Tribunal Administratif de Nice — Décision N° TA06-2303199

jeudi 13 juillet 2023

JuridictionTribunal Administratif de Nice
SectionTribunal Administratif de Nice
N° DossierTA06-2303199
TypeDécision
RecoursPlein contentieux
PublicationC
Avocat requérantZOLEKO TSANE

Texte intégral

Vu la procédure suivante :

Par une requête, enregistrée le 29 juin 2023, Mme A B, représentée par Me Zoleko, demande au juge des référés, saisi sur le fondement de l'article L. 521-3 du code de justice administrative :

1°) d'enjoindre au préfet des Alpes-Maritimes de lui délivrer, sans délai et sous astreinte de 100 euros par jour de retard à compter de la notification de l'ordonnance à intervenir, un récépissé de demande de titre de séjour, assorti d'une autorisation de travail ;

2°) de mettre à la charge de l'Etat une somme de 1 500 euros sur le fondement des dispositions de l'article L. 761-1 du code de justice administrative, à verser à son conseil contre renoncement à percevoir l'aide juridictionnelle.

Elle soutient que :

- la condition relative à l'urgence est satisfaite, compte tenu des conséquences de l'absence de délivrance de récépissé sur sa situation ;

- la mesure sollicitée est utile dans la mesure où la délivrance d'un récépissé lui permettrait, notamment, d'obtenir une autorisation de travail et, par conséquent, d'exercer une activité professionnelle ;

- la mesure sollicitée ne fait obstacle à l'exécution d'aucune décision administrative.

La requête a été présentée au préfet des Alpes-Maritimes qui n'a pas produit de mémoire en défense.

Vu les autres pièces du dossier.

Vu :

- le code de l'entrée et du séjour des étrangers et du droit d'asile ;

- le code de justice administrative.

L'aide juridictionnelle totale a été accordée à Mme B par une décision du bureau d'aide juridictionnelle près le tribunal judiciaire de Nice du 1er juin 2023.

La présidente du tribunal a désigné M. Pascal, vice-président, pour statuer sur les demandes de référé.

Considérant ce qui suit :

1. D'une part, aux termes de l'article L. 521-3 du code de justice administrative : " En cas d'urgence et sur simple requête qui sera recevable même en l'absence de décision administrative préalable, le juge des référés peut ordonner toutes autres mesures utiles sans faire obstacle à l'exécution d'aucune décision administrative ".

2. D'autre part, aux termes de l'article L. 911-4 du code de justice administrative : " En cas d'inexécution d'un jugement ou d'un arrêt, la partie intéressée peut demander à la juridiction, une fois la décision rendue, d'en assurer l'exécution. / Si le jugement ou l'arrêt dont l'exécution est demandée n'a pas défini les mesures d'exécution, la juridiction saisie procède à cette définition. Elle peut fixer un délai d'exécution et prononcer une astreinte ".

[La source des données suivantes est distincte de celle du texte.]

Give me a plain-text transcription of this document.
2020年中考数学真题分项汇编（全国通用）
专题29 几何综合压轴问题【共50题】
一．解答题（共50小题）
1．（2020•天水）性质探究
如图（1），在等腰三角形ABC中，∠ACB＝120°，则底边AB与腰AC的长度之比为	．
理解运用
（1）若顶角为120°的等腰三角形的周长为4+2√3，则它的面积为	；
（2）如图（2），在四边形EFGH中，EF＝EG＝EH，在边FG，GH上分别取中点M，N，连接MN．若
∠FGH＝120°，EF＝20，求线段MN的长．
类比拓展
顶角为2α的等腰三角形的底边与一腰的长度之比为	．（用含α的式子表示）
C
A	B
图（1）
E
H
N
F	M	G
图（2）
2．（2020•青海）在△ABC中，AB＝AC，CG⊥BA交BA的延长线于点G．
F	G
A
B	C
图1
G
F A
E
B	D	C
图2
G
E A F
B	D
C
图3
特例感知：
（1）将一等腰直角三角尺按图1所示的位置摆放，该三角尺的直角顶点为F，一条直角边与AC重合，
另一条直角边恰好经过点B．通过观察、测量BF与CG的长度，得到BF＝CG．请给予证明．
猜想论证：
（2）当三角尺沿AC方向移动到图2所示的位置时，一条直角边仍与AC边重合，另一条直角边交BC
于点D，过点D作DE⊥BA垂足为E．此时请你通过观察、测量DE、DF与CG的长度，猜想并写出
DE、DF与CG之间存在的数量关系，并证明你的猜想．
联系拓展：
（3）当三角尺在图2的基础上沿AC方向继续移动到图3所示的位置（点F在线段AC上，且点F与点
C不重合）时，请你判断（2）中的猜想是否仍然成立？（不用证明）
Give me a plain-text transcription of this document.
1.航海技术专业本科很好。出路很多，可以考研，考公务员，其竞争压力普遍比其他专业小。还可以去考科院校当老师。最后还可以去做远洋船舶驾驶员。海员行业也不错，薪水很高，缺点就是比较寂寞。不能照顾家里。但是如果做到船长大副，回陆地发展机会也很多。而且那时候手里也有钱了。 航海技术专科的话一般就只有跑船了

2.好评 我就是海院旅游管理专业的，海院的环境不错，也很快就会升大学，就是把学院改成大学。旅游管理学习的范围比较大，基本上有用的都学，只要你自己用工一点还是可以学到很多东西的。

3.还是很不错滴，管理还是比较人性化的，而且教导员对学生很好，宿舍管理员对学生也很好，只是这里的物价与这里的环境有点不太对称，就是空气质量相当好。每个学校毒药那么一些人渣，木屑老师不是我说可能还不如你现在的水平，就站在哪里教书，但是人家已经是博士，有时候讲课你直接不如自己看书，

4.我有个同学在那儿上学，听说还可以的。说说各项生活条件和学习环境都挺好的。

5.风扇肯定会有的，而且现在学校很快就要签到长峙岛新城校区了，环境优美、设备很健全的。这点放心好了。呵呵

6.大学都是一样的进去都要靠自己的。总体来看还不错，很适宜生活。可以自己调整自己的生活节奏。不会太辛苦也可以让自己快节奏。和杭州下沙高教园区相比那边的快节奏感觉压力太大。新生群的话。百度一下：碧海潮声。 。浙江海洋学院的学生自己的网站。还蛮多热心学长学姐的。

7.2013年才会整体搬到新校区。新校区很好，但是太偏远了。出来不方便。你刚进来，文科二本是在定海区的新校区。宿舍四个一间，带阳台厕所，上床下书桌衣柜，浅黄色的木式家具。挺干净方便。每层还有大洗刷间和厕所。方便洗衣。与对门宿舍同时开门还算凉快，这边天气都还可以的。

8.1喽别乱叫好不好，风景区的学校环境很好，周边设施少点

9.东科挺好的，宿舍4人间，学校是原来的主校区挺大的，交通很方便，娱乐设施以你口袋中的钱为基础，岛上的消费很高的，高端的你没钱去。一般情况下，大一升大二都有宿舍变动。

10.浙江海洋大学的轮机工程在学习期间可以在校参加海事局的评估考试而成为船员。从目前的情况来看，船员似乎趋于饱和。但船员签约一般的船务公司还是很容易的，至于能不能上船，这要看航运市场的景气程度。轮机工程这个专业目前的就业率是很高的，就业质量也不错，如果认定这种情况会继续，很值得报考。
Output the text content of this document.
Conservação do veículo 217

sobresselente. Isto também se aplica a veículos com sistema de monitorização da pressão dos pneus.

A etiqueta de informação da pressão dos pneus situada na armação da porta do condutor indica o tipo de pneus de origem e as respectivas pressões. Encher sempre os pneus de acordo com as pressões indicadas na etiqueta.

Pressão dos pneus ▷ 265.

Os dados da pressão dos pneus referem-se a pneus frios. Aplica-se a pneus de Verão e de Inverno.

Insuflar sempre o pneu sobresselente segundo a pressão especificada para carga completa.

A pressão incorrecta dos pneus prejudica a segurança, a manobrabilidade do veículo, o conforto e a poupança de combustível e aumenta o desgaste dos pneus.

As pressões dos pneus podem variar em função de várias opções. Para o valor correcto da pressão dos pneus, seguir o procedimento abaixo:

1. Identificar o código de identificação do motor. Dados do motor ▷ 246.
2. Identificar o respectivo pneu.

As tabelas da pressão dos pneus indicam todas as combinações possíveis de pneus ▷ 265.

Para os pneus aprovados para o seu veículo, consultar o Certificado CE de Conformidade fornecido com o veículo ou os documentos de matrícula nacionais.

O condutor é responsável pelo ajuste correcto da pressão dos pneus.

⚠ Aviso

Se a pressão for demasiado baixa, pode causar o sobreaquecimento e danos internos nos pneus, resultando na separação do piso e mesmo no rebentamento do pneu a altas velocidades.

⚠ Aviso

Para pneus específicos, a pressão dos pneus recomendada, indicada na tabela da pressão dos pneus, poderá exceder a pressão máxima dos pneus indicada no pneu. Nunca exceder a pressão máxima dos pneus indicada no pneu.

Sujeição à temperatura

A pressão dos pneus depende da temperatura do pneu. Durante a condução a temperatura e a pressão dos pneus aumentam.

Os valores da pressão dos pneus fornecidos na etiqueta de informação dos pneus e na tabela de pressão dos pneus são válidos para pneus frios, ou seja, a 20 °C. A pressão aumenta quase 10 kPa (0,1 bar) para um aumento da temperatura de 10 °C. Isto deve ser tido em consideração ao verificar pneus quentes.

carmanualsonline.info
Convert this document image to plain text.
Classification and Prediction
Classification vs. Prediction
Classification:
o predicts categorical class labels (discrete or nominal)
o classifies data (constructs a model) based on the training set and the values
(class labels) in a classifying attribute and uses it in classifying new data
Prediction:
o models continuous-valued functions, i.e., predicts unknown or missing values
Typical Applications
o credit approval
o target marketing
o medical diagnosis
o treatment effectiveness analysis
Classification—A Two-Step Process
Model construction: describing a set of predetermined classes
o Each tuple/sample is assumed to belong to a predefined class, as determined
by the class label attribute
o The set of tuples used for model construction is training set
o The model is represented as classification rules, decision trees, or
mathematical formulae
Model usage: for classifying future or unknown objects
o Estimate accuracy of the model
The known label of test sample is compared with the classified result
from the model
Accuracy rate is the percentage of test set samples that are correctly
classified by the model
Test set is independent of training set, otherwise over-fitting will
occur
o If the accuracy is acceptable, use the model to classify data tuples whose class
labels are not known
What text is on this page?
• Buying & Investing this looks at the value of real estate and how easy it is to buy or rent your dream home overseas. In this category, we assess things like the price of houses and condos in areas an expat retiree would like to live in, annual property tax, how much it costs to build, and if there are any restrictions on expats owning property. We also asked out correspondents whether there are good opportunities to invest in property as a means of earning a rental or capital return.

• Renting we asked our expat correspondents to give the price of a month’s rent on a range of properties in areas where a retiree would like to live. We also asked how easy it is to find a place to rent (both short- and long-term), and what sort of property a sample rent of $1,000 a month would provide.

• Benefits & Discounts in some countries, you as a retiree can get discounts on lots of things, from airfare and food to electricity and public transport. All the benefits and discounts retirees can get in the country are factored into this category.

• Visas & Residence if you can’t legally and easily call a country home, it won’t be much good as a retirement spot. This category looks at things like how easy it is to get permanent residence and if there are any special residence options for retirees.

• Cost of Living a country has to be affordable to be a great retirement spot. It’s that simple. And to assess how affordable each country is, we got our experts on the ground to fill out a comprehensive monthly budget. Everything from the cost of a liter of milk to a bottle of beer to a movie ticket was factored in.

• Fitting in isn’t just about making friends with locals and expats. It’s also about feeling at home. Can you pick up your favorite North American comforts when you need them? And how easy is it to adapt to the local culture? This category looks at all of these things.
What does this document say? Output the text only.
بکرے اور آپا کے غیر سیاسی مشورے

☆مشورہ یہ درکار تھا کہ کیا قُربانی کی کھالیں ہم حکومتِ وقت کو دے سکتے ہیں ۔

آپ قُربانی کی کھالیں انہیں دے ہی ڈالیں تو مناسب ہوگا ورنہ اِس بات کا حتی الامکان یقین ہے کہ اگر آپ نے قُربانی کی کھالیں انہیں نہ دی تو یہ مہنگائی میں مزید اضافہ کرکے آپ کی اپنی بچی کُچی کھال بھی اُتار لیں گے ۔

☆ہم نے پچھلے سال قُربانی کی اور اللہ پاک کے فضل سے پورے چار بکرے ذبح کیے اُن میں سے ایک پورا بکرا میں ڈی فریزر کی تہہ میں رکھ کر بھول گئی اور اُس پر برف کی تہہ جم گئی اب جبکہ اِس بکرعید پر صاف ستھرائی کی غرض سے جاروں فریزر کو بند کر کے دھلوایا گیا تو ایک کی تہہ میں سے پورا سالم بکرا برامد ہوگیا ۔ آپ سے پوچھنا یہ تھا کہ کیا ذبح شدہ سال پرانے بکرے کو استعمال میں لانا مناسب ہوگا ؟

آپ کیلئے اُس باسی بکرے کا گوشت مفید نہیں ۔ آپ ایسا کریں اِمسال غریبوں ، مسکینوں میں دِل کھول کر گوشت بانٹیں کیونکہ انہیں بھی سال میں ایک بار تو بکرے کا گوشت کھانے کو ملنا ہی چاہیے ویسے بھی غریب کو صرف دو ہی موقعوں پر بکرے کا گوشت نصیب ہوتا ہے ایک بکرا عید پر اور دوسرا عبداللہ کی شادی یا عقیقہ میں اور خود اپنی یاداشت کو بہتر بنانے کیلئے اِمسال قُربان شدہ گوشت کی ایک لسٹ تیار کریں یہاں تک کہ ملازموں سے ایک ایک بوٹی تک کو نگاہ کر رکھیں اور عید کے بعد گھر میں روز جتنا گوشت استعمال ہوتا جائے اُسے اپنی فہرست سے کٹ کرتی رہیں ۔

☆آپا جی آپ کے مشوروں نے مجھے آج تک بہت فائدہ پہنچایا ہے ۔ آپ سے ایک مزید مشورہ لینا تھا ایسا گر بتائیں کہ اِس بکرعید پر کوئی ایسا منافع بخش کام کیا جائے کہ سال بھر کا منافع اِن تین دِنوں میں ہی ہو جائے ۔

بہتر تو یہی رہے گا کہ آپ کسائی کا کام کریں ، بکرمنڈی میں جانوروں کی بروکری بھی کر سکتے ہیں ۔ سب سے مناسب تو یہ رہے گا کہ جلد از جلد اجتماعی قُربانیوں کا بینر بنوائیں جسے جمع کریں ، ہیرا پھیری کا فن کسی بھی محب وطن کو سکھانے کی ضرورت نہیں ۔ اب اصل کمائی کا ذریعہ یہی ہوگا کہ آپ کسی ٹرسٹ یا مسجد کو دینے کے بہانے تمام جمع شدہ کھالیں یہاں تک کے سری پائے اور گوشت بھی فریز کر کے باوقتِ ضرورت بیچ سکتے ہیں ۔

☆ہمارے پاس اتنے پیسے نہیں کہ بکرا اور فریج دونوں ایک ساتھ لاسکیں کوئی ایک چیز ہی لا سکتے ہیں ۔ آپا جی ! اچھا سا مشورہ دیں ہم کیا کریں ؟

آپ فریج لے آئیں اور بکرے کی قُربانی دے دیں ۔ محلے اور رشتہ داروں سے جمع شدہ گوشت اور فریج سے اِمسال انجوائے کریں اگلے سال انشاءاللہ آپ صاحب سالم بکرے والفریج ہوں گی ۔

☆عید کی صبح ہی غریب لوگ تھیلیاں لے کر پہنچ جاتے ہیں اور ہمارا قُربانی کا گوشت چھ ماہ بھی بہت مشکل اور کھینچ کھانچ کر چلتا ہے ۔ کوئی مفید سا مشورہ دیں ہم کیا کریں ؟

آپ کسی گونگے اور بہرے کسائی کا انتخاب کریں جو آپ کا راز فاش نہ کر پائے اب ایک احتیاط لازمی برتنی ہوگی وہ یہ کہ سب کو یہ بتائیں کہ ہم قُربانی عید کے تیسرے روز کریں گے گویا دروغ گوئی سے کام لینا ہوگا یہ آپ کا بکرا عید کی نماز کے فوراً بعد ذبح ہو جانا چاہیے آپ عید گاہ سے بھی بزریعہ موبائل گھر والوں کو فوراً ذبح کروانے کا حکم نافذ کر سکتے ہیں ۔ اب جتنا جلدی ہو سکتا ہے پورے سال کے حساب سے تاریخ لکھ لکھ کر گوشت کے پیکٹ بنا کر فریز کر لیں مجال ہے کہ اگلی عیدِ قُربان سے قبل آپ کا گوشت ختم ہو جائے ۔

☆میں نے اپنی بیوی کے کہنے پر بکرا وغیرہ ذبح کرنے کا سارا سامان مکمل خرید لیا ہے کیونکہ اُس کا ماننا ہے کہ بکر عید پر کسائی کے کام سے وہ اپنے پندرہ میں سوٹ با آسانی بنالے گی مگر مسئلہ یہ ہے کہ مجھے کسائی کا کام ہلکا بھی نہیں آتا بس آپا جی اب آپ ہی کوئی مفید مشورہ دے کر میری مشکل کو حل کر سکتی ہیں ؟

3. Par la présente requête, Mme B, ressortissante cap-verdienne née le 27 janvier 1993, demande au juge des référés, saisi sur le fondement des dispositions de l'article L. 521-3 du code de justice administrative, d'enjoindre au préfet des Alpes-Maritimes de lui délivrer, sous astreinte, un récépissé de demande de titre de séjour l'autorisant à travailler.

4. Il résulte de l'instruction que par un jugement n° 2101194 du 12 avril 2023, le tribunal administratif de Nice a enjoint au préfet des Alpes-Maritimes de réexaminer la demande de titre de séjour de Mme B, lequel réexamen conduit à la délivrance d'un récépissé autorisant le séjour en application de l'article R. 431-12 du code de l'entrée et du séjour des étrangers et du droit d'asile. Dans ces conditions, les mesures sollicitées par l'intéressée dans le cadre de la présente instance doivent nécessairement être regardées comme tendant à l'exécution du jugement du 12 avril 2023 précité. De telles conclusions ne relèvent, dès lors, pas de la procédure prévue par les dispositions de l'article L. 521-3 du code de justice administrative mais de celle régie par les dispositions précitées de l'article L. 911-4 du code de justice administrative. De surcroît, si la requérante demande la délivrance d'une autorisation de travail, le jugement du 12 avril 2023 précité avait expressément rejeté cette demande dans son point 5.

5. Il résulte de ce qui précède que la requête de Mme B doit être rejetée en toutes ses conclusions, y compris celles relatives aux frais d'instance.

O R D O N N E :

Article 1er : La requête de Mme A B est rejetée.

Article 2 : La présente ordonnance sera notifiée à Mme A B, au ministre de l'intérieur et des outre-mer et Me Zoleko.

Copie en sera adressée au préfet des Alpes-Maritimes.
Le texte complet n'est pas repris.